We present a new approach to exoplanet characterisation using techniques from complexity science, with potential applications to biosignature detection. This agnostic method makes use of the temporal ...variability of light reflected or emitted from a planet. We use a technique known as epsilon machine reconstruction to compute the statistical complexity, a measure of the minimal model size for time series data. We demonstrate that statistical complexity is an effective measure of the complexity of planetary features. Increasing levels of qualitative planetary complexity correlate with increases in statistical complexity and Shannon entropy, demonstrating that our approach can identify planets with the richest dynamics. We also compare Earth time series with Jupiter data, and find that for the three wavelengths considered, Earth's average complexity and entropy rate are approximately 50% and 43% higher than Jupiter's, respectively.
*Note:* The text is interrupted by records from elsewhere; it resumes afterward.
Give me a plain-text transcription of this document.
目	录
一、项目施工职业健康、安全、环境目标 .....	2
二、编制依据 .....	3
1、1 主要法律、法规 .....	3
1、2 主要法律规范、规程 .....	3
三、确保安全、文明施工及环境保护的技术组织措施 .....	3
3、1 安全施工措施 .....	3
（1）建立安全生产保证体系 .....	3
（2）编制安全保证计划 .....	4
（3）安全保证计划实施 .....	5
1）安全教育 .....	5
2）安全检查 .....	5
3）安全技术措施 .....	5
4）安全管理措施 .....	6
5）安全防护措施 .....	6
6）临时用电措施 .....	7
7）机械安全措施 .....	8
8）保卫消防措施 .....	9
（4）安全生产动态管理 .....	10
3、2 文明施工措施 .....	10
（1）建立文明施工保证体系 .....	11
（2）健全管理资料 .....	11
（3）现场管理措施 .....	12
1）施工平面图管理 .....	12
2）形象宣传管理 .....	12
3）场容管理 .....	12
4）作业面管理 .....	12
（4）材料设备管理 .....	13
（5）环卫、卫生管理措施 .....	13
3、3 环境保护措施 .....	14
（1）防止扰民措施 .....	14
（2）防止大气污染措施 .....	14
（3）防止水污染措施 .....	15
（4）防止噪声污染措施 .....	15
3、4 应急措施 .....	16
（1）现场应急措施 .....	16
The majority of schemes for the detection of extraterrestrial life rely upon biochemical signatures and planetary context. However, it is increasingly recognised that extraterrestrial life could be very different to life on Earth. Under the hypothesis that there is a correlation between the presence of a biosphere and observable planetary complexity, our technique offers an agnostic and quantitative method for the measurement thereof.